# of GPU issue

Question

# of GPU issue

elPerro92 opened this issue 5 years ago · 6 comments

Hi, I'm training the images with this method, I have a PC with 2 GPUs (RTX2080) and on the train_config.py I have set the line:

config.TRAIN.num_gpu = 2

but whenever I start the training is only using the first GPU.

Answer 1 · 2019-10-08T10:47:39.000Z

Hi, I'm training the images with this method, I have a PC with 2 GPUs (RTX2080) and on the train_config.py I have set the line:

config.TRAIN.num_gpu = 2

but whenever I start the training is only using the first GPU.

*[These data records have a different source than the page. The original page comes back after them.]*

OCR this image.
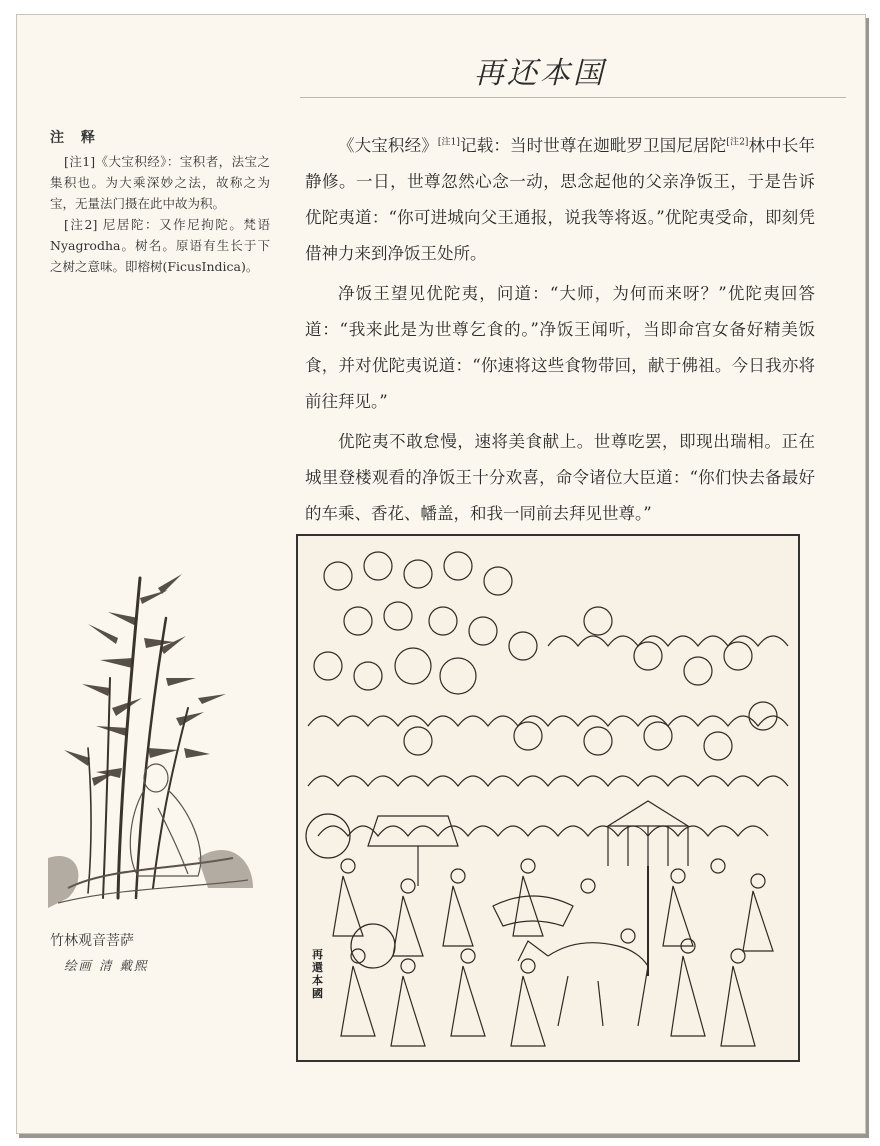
再还本国
注 释

[注1]《大宝积经》：宝积者，法宝之集积也。为大乘深妙之法，故称之为宝，无量法门摄在此中故为积。

[注2] 尼居陀：又作尼拘陀。梵语Nyagrodha。树名。原语有生长于下之树之意味。即榕树(FicusIndica)。

竹林观音菩萨
绘画 清 戴熙

《大宝积经》[注1]记载：当时世尊在迦毗罗卫国尼居陀[注2]林中长年静修。一日，世尊忽然心念一动，思念起他的父亲净饭王，于是告诉优陀夷道：“你可进城向父王通报，说我等将返。”优陀夷受命，即刻凭借神力来到净饭王处所。

净饭王望见优陀夷，问道：“大师，为何而来呀？”优陀夷回答道：“我来此是为世尊乞食的。”净饭王闻听，当即命宫女备好精美饭食，并对优陀夷说道：“你速将这些食物带回，献于佛祖。今日我亦将前往拜见。”

优陀夷不敢怠慢，速将美食献上。世尊吃罢，即现出瑞相。正在城里登楼观看的净饭王十分欢喜，命令诸位大臣道：“你们快去备最好的车乘、香花、幡盖，和我一同前去拜见世尊。”

再還本國
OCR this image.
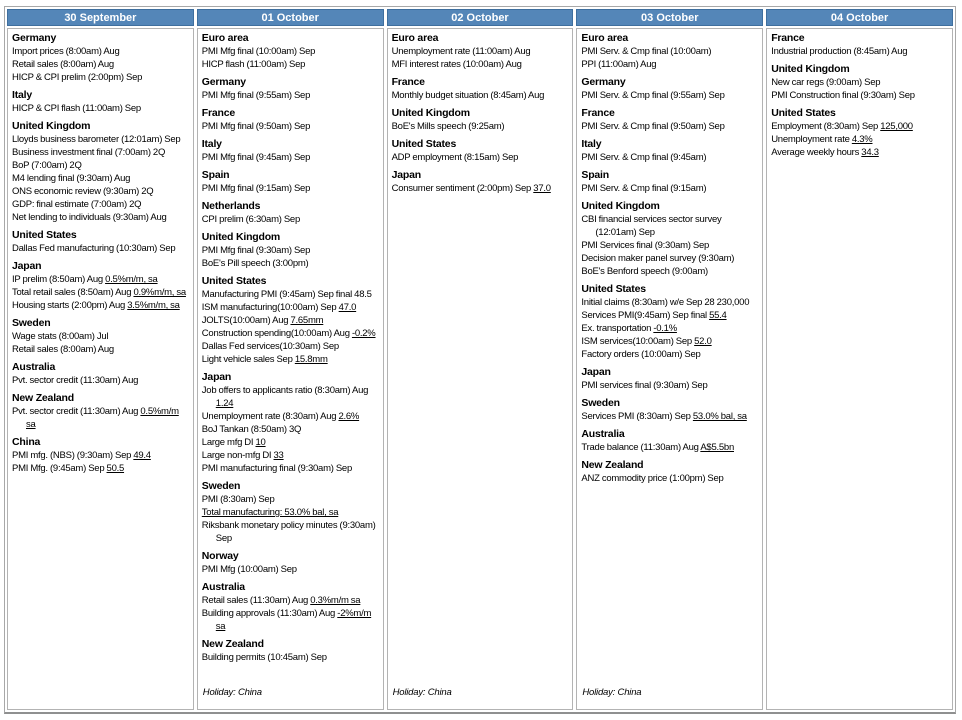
30 September
Germany
Import prices (8:00am) Aug
Retail sales (8:00am) Aug
HICP & CPI prelim (2:00pm) Sep
Italy
HICP & CPI flash (11:00am) Sep
United Kingdom
Lloyds business barometer (12:01am) Sep
Business investment final (7:00am) 2Q
BoP (7:00am) 2Q
M4 lending final (9:30am) Aug
ONS economic review (9:30am) 2Q
GDP: final estimate (7:00am) 2Q
Net lending to individuals (9:30am) Aug
United States
Dallas Fed manufacturing (10:30am) Sep
Japan
IP prelim (8:50am) Aug 0.5%m/m, sa
Total retail sales (8:50am) Aug 0.9%m/m, sa
Housing starts (2:00pm) Aug 3.5%m/m, sa
Sweden
Wage stats (8:00am) Jul
Retail sales (8:00am) Aug
Australia
Pvt. sector credit (11:30am) Aug
New Zealand
Pvt. sector credit (11:30am) Aug 0.5%m/m sa
China
PMI mfg. (NBS) (9:30am) Sep 49.4
PMI Mfg. (9:45am) Sep 50.5
01 October
Euro area
PMI Mfg final (10:00am) Sep
HICP flash (11:00am) Sep
Germany
PMI Mfg final (9:55am) Sep
France
PMI Mfg final (9:50am) Sep
Italy
PMI Mfg final (9:45am) Sep
Spain
PMI Mfg final (9:15am) Sep
Netherlands
CPI prelim (6:30am) Sep
United Kingdom
PMI Mfg final (9:30am) Sep
BoE's Pill speech (3:00pm)
United States
Manufacturing PMI (9:45am) Sep final 48.5
ISM manufacturing(10:00am) Sep 47.0
JOLTS(10:00am) Aug 7.65mm
Construction spending(10:00am) Aug -0.2%
Dallas Fed services(10:30am) Sep
Light vehicle sales Sep 15.8mm
Japan
Job offers to applicants ratio (8:30am) Aug 1.24
Unemployment rate (8:30am) Aug 2.6%
BoJ Tankan (8:50am) 3Q
Large mfg DI 10
Large non-mfg DI 33
PMI manufacturing final (9:30am) Sep
Sweden
PMI (8:30am) Sep
Total manufacturing: 53.0% bal, sa
Riksbank monetary policy minutes (9:30am) Sep
Norway
PMI Mfg (10:00am) Sep
Australia
Retail sales (11:30am) Aug 0.3%m/m sa
Building approvals (11:30am) Aug -2%m/m sa
New Zealand
Building permits (10:45am) Sep
Holiday: China
02 October
Euro area
Unemployment rate (11:00am) Aug
MFI interest rates (10:00am) Aug
France
Monthly budget situation (8:45am) Aug
United Kingdom
BoE's Mills speech (9:25am)
United States
ADP employment (8:15am) Sep
Japan
Consumer sentiment (2:00pm) Sep 37.0
Holiday: China
03 October
Euro area
PMI Serv. & Cmp final (10:00am)
PPI (11:00am) Aug
Germany
PMI Serv. & Cmp final (9:55am) Sep
France
PMI Serv. & Cmp final (9:50am) Sep
Italy
PMI Serv. & Cmp final (9:45am)
Spain
PMI Serv. & Cmp final (9:15am)
United Kingdom
CBI financial services sector survey (12:01am) Sep
PMI Services final (9:30am) Sep
Decision maker panel survey (9:30am)
BoE's Benford speech (9:00am)
United States
Initial claims (8:30am) w/e Sep 28 230,000
Services PMI(9:45am) Sep final 55.4
Ex. transportation -0.1%
ISM services(10:00am) Sep 52.0
Factory orders (10:00am) Sep
Japan
PMI services final (9:30am) Sep
Sweden
Services PMI (8:30am) Sep 53.0% bal, sa
Australia
Trade balance (11:30am) Aug A$5.5bn
New Zealand
ANZ commodity price (1:00pm) Sep
Holiday: China
04 October
France
Industrial production (8:45am) Aug
United Kingdom
New car regs (9:00am) Sep
PMI Construction final (9:30am) Sep
United States
Employment (8:30am) Sep 125,000
Unemployment rate 4.3%
Average weekly hours 34.3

you still need to set the devices as visible , by os.environ["CUDA_VISIBLE_DEVICES"] = "0,1"

Answer 2 · 2019-10-08T11:03:07.000Z

Thanks very much, now it's working, I'm new to TensorFlow ;). It is possible to resume the training from the last checkpoint?

Answer 3 · 2019-10-08T11:18:52.000Z

Thanks very much, now it's working, I'm new to TensorFlow ;). It is possible to resume the training from the last checkpoint?

You're welcome
by setting config.MODEL.continue_train=True;
config.MODEL.pretrained_model='the_pretrained.ckpt';

And i suggest you that do not to use the codes now, becasue tf2.0 is released. It is better to learn the new one, and it is more friendly. And i am working on it : )

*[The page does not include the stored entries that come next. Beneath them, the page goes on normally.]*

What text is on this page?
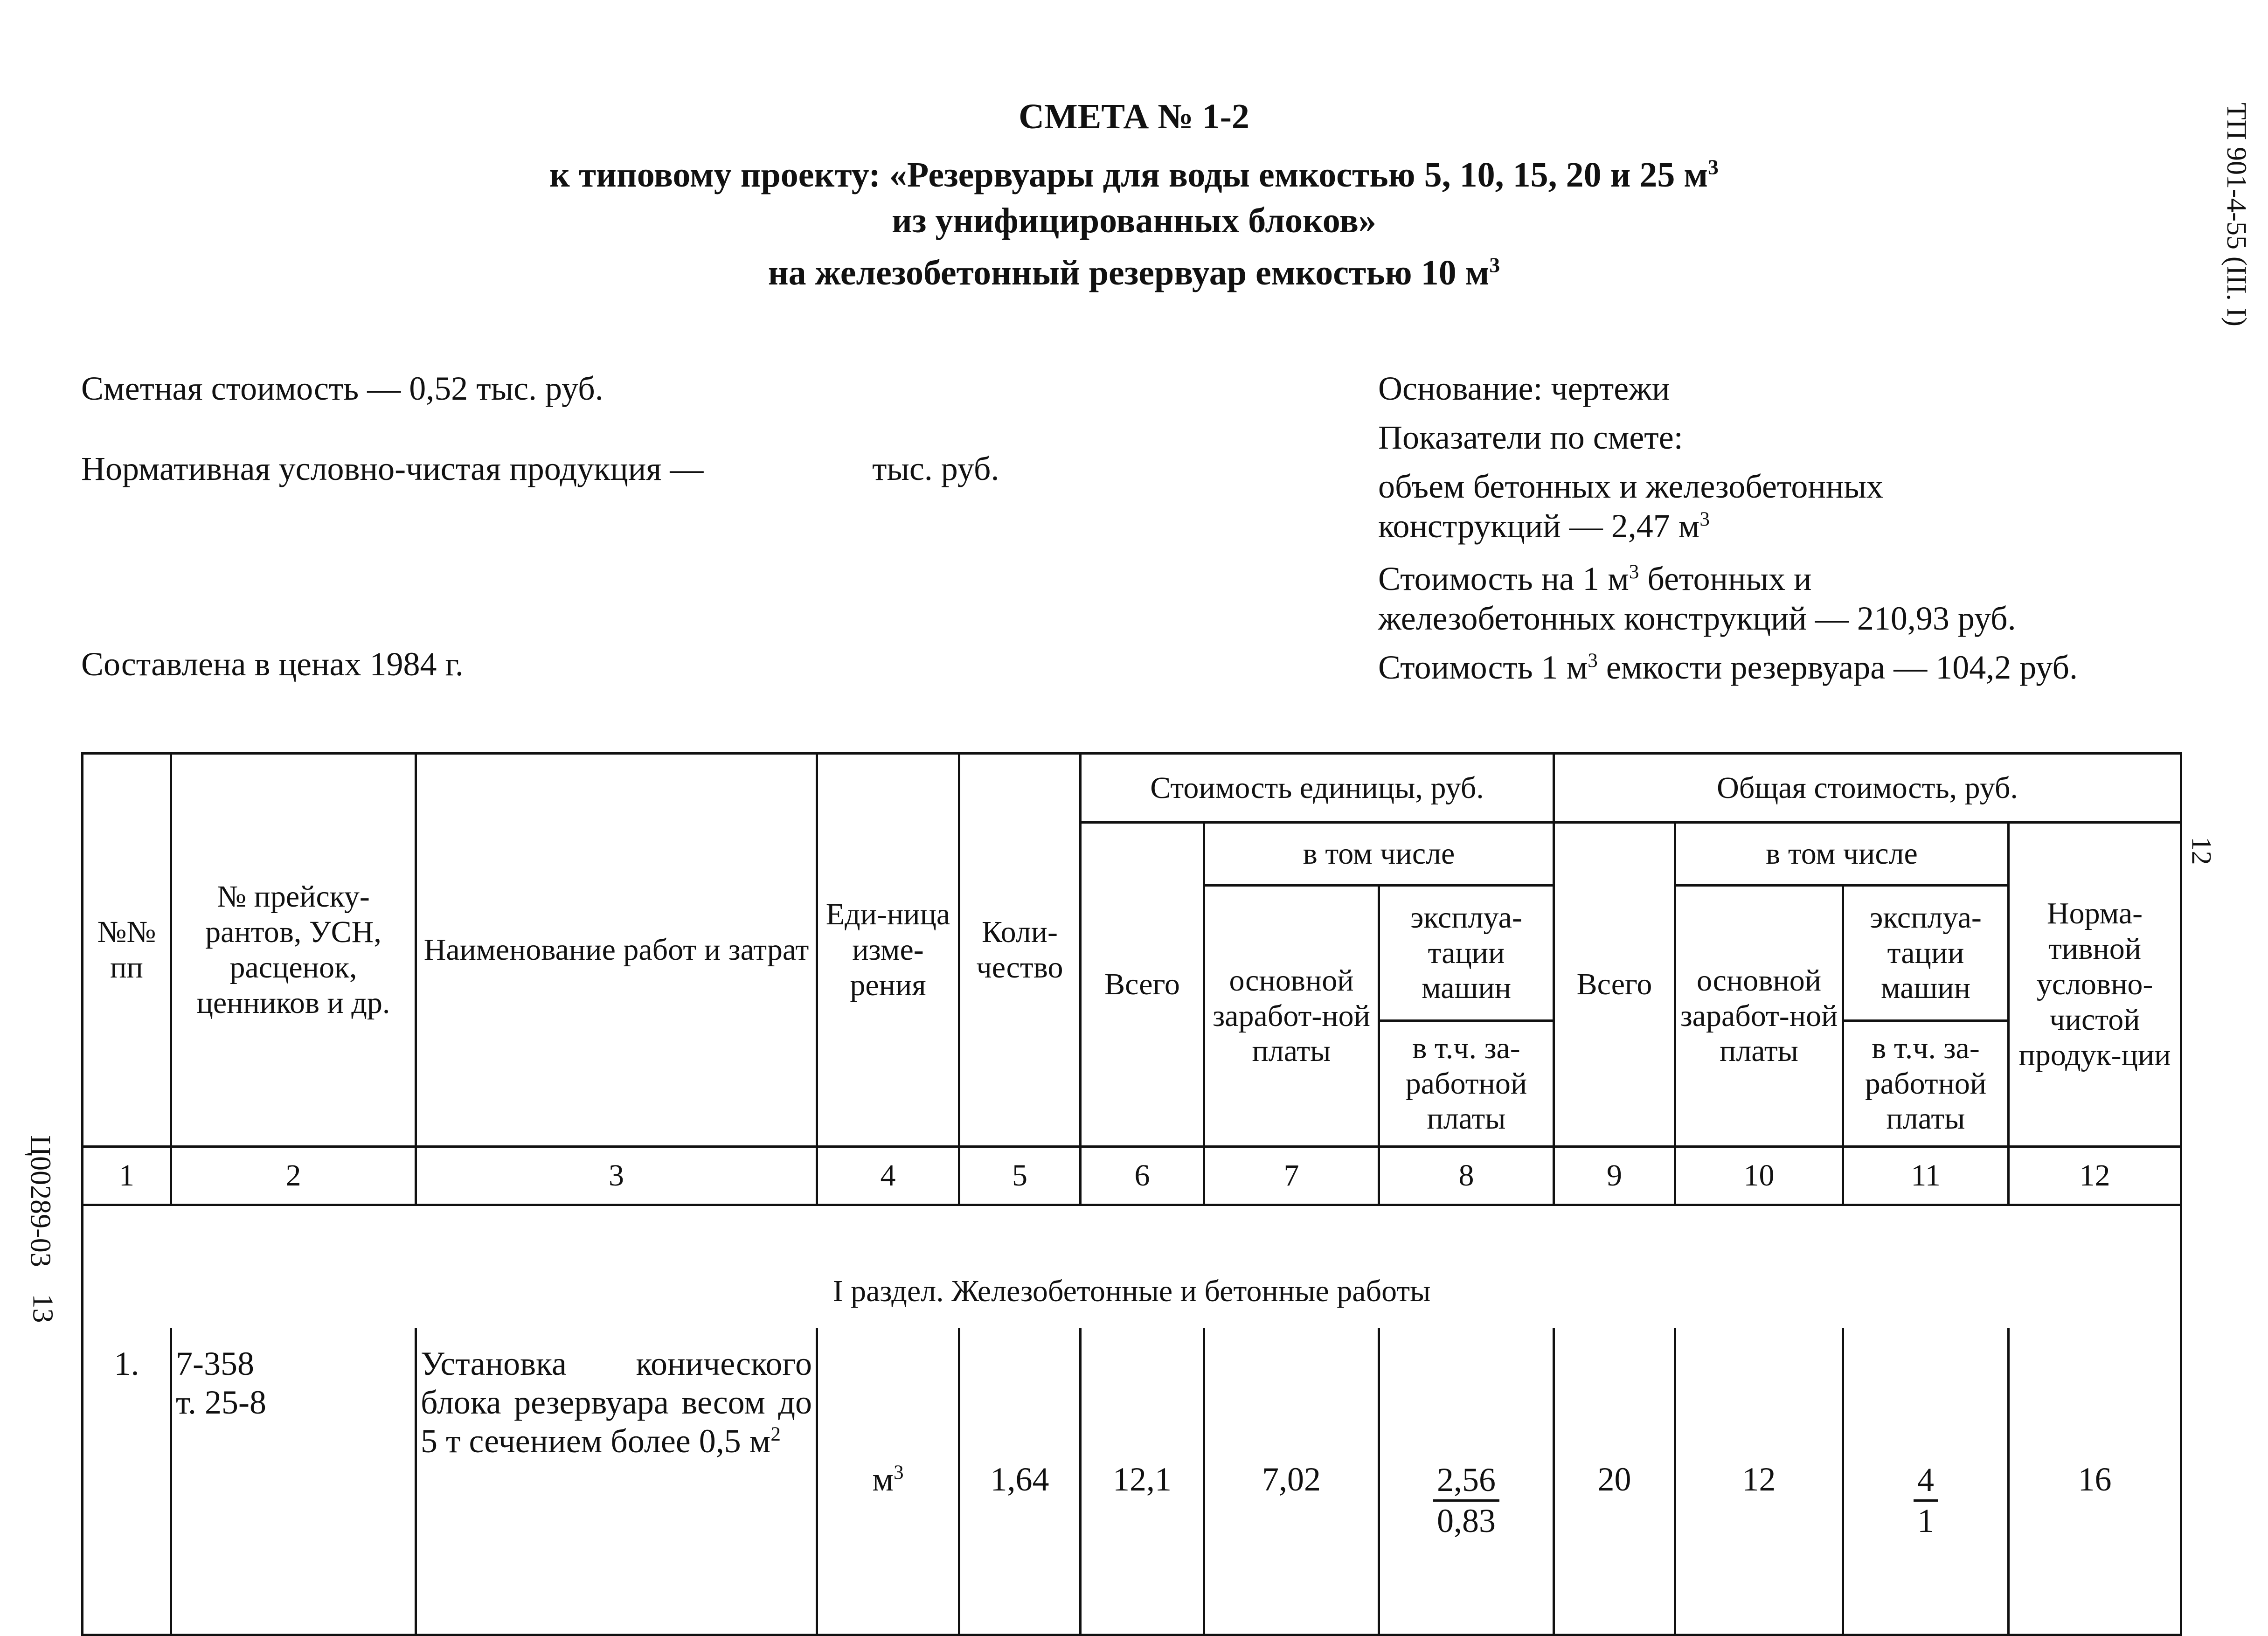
СМЕТА № 1-2
к типовому проекту: «Резервуары для воды емкостью 5, 10, 15, 20 и 25 $м^3$
из унифицированных блоков»
на железобетонный резервуар емкостью 10 $м^3$	ТП 901-4-55 (ІІІ. І)
12
Ц00289-03
13
Сметная стоимость — 0,52 тыс. руб.
Нормативная условно-чистая продукция —	тыс. руб.
Составлена в ценах 1984 г.
Основание: чертежи
Показатели по смете:
объем бетонных и железобетонных
конструкций — 2,47 $м^3$
Стоимость на 1 $м^3$ бетонных и
железобетонных конструкций — 210,93 руб.
Стоимость 1 $м^3$ емкости резервуара — 104,2 руб.
№№ пп	№ прейску-рантов, УСН, расценок, ценников и др.	Наименование работ и затрат	Еди-ница изме-рения	Коли-чество	Стоимость единицы, руб.			Общая стоимость, руб.			
					Всего	в том числе		Всего	в том числе		Норма-тивной условно-чистой продук-ции
						основной заработ-ной платы	эксплуа-тации машин		основной заработ-ной платы	эксплуа-тации машин	
							в т.ч. за-работной платы			в т.ч. за-работной платы	
1	2	3	4	5	6	7	8	9	10	11	12
I раздел. Железобетонные и бетонные работы											
1.	7-358
т. 25-8	Установка конического блока резервуара весом до 5 т сечением более 0,5 $м^2$	$м^3$	1,64	12,1	7,02	$\frac{2,56}{0,83}$	20	12	$\frac{4}{1}$	16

Answer 4 · 2019-10-08T12:41:53.000Z

Thanks for the fast response, I'm using the 1.14-gpu version because i'm using a Nvidia Jetson for the landmark recognition and that is le lastest version for it. I will use the 2.0 when will be released the stable version stable for Jeston.

Answer 5 · 2019-10-10T11:51:09.000Z

Hi, I've trained with 2 GPUs but the time to do one epoch is the same as with one GPU (56 minutes).
When I try to restore to the last checkpoint, it show on the terminal this error:

tensorflow.python.framework.errors_impl.NotFoundError: Restoring from checkpoint failed. This is most likely due to a Variable name or other graph key that is missing from the checkpoint. Please ensure that you have not altered the graph expected based on the checkpoint. Original error:

Tensor name "ShuffleNetV2/Stage2/unit_1/conv1x1_after/BatchNorm/beta" not found in checkpoint files model/epoch_46L2_1e-05.ckpt.index
[[node save/RestoreV2 (defined at /home/USER/path/to/face_landmark-master/lib/core/base_trainer/net_work.py:72) ]]

how i can restore correctly the checkpoint?

Answer 6 · 2019-10-10T12:31:04.000Z

Hi, I've trained with 2 GPUs but the time to do one epoch is the same as with one GPU (56 minutes).
When I try to restore to the last checkpoint, it show on the terminal this error:

tensorflow.python.framework.errors_impl.NotFoundError: Restoring from checkpoint failed. This is most likely due to a Variable name or other graph key that is missing from the checkpoint. Please ensure that you have not altered the graph expected based on the checkpoint. Original error:

Tensor name "ShuffleNetV2/Stage2/unit_1/conv1x1_after/BatchNorm/beta" not found in checkpoint files model/epoch_46L2_1e-05.ckpt.index
[[node save/RestoreV2 (defined at /home/USER/path/to/face_landmark-master/lib/core/base_trainer/net_work.py:72) ]]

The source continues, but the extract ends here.